22 de julho de 2009 | 05h04

22/VII/09
GP da Hungria
Livio Oricchio, de Budapeste

Quando acabou o GP da Alemanha, em Nurburgring, dia 12, o relacionamento entre Rubens Barrichello e o sócio e diretor técnico da sua equipe, Ross Brawn, experimentou um desgaste sério. De cabeça quente por liderar a primeira parte da prova e ter chegado apenas em sexto, Rubinho afirmou à imprensa não querer ouvir o “blá, blá, blá do time”, ou as desculpas pela estratégia equivocada, além de desconfiar ter sido preterido, afinal Jenson Button, o companheiro, de novo acabou na sua frente e estava lá atrás.

Brawn também reclamou do piloto aos jornalistas. Disse que Rubinho deveria ter ouvido primeiro o seu próprio time. Não gostou de escutar do pessoal da BBC que Rubinho estava se sentindo traído. “Lavamos a roupa suja, dois dias depois, e vamos para a Budapeste confiantes em vencer a Red Bull”, disse, ontem, Rubinho. Foi o primeiro desentendimento com a Brawn GP.

“O Ross Brawn me ligou terça-feira (dia 14), disse-me que ouviu o que não desejava ouvir e falou o que não pretendia falar. Me deu detalhes, ainda, do novo pacote técnico que vamos ter no GP da Hungria e falou que precisamos nos unir ainda mais para sermos campeões.”

A pergunta é inevitável: não viu ação deliberada de Ross Brawn para ajudar Button classificar-se na sua frente na Alemanha? “Os engenheiros me mostraram, dentre eles os meus próprios, que o Button tinha mais gasolina que eu, portanto eu deveria mesmo ter realizado a última parada antes”, explicou.
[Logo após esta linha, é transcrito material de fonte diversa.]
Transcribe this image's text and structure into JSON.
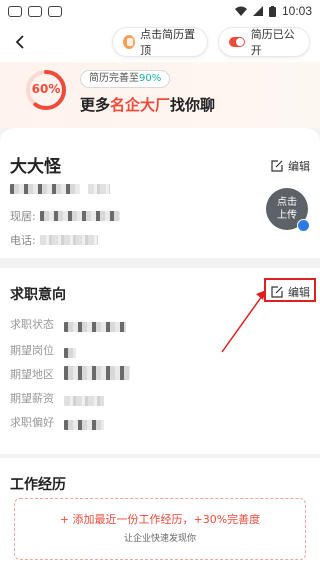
{
  "status_bar": {
    "time": "10:03"
  },
  "header": {
    "pin_label": "点击简历置顶",
    "public_label": "简历已公开"
  },
  "banner": {
    "progress": "60%",
    "progress_value": 0.6,
    "hint_prefix": "简历完善至",
    "hint_pct": "90%",
    "slogan_pre": "更多",
    "slogan_hl": "名企大厂",
    "slogan_post": "找你聊"
  },
  "basic": {
    "name": "大大怪",
    "edit_label": "编辑",
    "residence_label": "现居:",
    "phone_label": "电话:",
    "upload_label_1": "点击",
    "upload_label_2": "上传"
  },
  "intent": {
    "title": "求职意向",
    "edit_label": "编辑",
    "rows": [
      {
        "label": "求职状态"
      },
      {
        "label": "期望岗位"
      },
      {
        "label": "期望地区"
      },
      {
        "label": "期望薪资"
      },
      {
        "label": "求职偏好"
      }
    ]
  },
  "work": {
    "title": "工作经历",
    "add_main": "+ 添加最近一份工作经历，+30%完善度",
    "add_sub": "让企业快速发现你"
  },
  "colors": {
    "accent": "#f04a3b",
    "teal": "#18b6a0",
    "highlight": "#e02020"
  }
}
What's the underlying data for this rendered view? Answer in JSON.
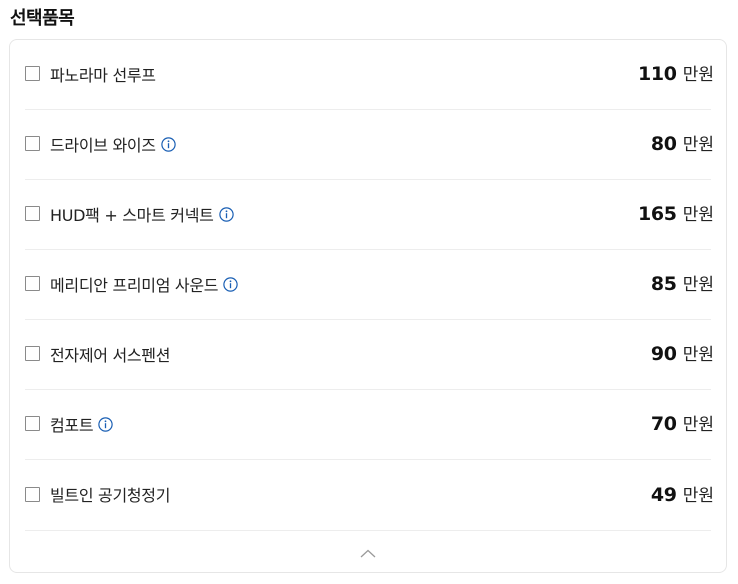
{
  "section": {
    "title": "선택품목"
  },
  "options": [
    {
      "label": "파노라마 선루프",
      "price": "110",
      "unit": "만원",
      "info": false
    },
    {
      "label": "드라이브 와이즈",
      "price": "80",
      "unit": "만원",
      "info": true
    },
    {
      "label": "HUD팩 + 스마트 커넥트",
      "price": "165",
      "unit": "만원",
      "info": true
    },
    {
      "label": "메리디안 프리미엄 사운드",
      "price": "85",
      "unit": "만원",
      "info": true
    },
    {
      "label": "전자제어 서스펜션",
      "price": "90",
      "unit": "만원",
      "info": false
    },
    {
      "label": "컴포트",
      "price": "70",
      "unit": "만원",
      "info": true
    },
    {
      "label": "빌트인 공기청정기",
      "price": "49",
      "unit": "만원",
      "info": false
    }
  ],
  "colors": {
    "info_icon": "#1a5fb4",
    "checkbox_border": "#8a8a8a",
    "divider": "#ededed"
  },
  "icons": {
    "info": "info-circle-icon",
    "collapse": "chevron-up-icon"
  }
}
“E tem mais, se eu começar a pensar que tem pelo em ovo será ruim para minha intenção de terminar a temporada muito bem. Vou à Hungria para tentar vencer, que é o que a Brawn precisa, tirar pontos da Red Bull”, respondeu Rubinho. Ao parar uma volta antes que Button no último pot stop em Nurburgring, contra todas as previsões, Rubinho viu o companheiro ultrapassá-lo para ser quinto deixando-o em sexto.

O GP da Hungria irá esclarecer uma dúvida crucial da Brawn GP: se a Red Bull é mesmo tudo o que demonstrou nas corridas da Inglaterra e Alemanha, quando o frio os ajudou. “Nossa previsão é de mais de 30 graus em Budapeste. Se essas condições mais as mudanças no carro e as características da pista, lenta, não servirem para superá-los teremos de concentrar todas as nossas energias e recursos neste ano para ficarmos com o título”, afirmou Rubinho. “Será a hora da verdade para a Fórmula 1, na realidade”, comenta o piloto que venceu o GP da Hungria em 2002, pela Ferrari.

A Red Bull assusta, e muito, não só a Brawn GP. O que parecia ser um campeonato definido tornou-se, diante do avanço da equipe de Sebastian Vettel e Mark Webber, uma competição de resultado final aberto. Bernie Ecclestone, promotor do Mundial, está feliz. A prova de Budapeste será a décima do campeonato de 17 etapas. Dos 36 pontos possíveis na duas últimas provas, a Red Bull conquistou todos. A Brawn, apenas 16, ou menos da metade.

Ontem a previsão do tempo da Brawn GP para Budapeste foi precisa. A temperatura não baixou dos 30 graus durante o dia e é o que se espera para o fim de semana. Sem problemas com o aquecimento dos pneus, falou Rubinho, a Brawn espera voltar a ser o mesmo time invencível do começo do ano. Button lidera a competição com 68 pontos, seguido por Vettel, 47, Webber, 45,5 e Rubinho, 44. Entre as equipes, a Brawn é a primeira, com 112 pontos. A Red Bull já encostou: 92,5. Os primeiros treinos livres da corrida de Budapeste começam sexta-feira.